Abstract

Objective. Due to individual differences in electroencephalogram (EEG) signals, the learning model built by the subject-dependent technique from one person’s data would be inaccurate when applied to another person for emotion recognition. Thus, the subject-dependent approach for emotion recognition may result in poor generalization performance when compared to the subject-independent approach. However, existing studies have attempted but have not fully utilized EEG’s topology, nor have they solved the problem caused by the difference in data distribution between the source and target domains. Approach. To eliminate individual differences in EEG signals, this paper proposes the domain adversarial graph attention model, a novel EEG-based emotion recognition model. The basic idea is to generate a graph using biological topology to model multichannel EEG signals. Graph theory can topologically describe and analyze EEG channel relationships and mutual dependencies. Then, unlike other graph convolutional networks, self-attention pooling is used to benefit from the extraction of salient EEG features from the graph, effectively improving performance. Finally, following graph pooling, the domain adversarial model based on the graph is used to identify and handle EEG variation across subjects, achieving good generalizability efficiently.
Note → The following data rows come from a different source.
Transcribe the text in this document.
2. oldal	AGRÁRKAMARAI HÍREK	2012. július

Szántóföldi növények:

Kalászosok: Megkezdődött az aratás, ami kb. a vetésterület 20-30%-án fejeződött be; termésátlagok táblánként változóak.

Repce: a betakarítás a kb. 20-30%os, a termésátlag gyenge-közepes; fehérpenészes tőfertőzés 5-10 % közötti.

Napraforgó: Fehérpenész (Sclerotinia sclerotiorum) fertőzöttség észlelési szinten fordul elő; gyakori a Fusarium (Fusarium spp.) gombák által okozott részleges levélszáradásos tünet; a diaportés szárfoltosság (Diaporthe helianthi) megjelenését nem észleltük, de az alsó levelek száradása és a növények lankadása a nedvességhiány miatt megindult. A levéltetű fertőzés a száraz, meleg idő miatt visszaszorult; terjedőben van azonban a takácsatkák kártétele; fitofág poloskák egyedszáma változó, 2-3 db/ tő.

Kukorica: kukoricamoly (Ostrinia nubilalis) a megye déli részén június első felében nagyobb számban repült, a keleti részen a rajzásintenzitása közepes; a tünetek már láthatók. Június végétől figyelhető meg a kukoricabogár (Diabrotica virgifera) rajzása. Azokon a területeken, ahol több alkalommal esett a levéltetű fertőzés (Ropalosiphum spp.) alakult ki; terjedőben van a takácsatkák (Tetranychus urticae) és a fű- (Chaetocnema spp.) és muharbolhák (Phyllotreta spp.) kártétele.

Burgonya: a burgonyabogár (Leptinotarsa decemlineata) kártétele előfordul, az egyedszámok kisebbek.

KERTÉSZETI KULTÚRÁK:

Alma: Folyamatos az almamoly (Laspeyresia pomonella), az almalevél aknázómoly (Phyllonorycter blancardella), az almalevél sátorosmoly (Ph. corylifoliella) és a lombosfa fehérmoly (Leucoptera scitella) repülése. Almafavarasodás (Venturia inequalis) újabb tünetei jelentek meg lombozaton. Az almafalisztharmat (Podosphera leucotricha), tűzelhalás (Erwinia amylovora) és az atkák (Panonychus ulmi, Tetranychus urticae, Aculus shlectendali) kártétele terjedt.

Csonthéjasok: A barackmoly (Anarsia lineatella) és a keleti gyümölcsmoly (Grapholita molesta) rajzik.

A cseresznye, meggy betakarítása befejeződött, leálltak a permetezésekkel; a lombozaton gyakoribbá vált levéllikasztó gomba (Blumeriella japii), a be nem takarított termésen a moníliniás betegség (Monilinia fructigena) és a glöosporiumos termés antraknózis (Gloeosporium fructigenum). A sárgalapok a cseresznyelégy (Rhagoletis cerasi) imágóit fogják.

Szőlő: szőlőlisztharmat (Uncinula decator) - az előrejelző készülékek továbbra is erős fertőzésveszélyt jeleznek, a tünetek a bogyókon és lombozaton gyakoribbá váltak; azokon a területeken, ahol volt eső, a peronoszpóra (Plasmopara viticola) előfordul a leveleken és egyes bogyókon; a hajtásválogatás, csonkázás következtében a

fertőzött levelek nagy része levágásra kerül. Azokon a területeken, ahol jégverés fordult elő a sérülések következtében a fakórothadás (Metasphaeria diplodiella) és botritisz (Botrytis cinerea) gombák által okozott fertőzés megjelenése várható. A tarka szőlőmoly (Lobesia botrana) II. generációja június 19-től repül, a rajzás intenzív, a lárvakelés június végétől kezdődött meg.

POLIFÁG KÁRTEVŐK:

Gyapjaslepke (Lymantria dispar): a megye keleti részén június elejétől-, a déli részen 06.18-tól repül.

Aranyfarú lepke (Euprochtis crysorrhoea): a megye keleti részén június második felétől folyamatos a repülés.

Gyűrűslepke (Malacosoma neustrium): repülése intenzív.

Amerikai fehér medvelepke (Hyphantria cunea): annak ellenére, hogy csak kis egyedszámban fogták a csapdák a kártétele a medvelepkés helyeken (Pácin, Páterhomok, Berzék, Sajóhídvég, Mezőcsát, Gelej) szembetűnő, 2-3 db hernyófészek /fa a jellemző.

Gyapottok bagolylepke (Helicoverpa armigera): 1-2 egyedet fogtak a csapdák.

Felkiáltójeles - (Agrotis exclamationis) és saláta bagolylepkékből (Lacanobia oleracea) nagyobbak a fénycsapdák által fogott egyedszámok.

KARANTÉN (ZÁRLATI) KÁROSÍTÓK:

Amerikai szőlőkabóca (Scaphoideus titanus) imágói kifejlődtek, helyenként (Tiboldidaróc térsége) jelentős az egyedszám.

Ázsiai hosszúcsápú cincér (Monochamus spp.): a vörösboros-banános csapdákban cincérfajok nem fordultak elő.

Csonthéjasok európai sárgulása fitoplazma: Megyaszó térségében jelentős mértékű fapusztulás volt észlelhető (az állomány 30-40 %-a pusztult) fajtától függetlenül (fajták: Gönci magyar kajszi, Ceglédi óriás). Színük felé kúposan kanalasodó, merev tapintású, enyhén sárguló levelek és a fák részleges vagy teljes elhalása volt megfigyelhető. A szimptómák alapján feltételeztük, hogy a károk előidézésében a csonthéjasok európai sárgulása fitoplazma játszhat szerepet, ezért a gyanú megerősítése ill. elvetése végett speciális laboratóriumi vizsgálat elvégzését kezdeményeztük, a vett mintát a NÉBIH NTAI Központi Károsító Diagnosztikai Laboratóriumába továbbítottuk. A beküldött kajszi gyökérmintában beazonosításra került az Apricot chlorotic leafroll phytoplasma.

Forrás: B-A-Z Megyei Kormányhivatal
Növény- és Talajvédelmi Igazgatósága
Main Results. We conduct extensive evaluations on two benchmark data sets (SEED and SEED IV) and obtain cutting-edge results in subject-independent emotion recognition. Our model boosts the SEED accuracy to 92.59% (4.06% improvement) with the lowest standard deviation (STD) of 3.21% (2.46% decrements) and SEED IV accuracy to 80.74% (6.90% improvement) with the lowest STD of 4.14% (3.88% decrements), respectively. The computational complexity is drastically reduced in comparison to similar efforts (33 times lower). Significance. We have developed a model that significantly reduces the computation time while maintaining accuracy, making EEG-based emotion decoding more practical and generalizable.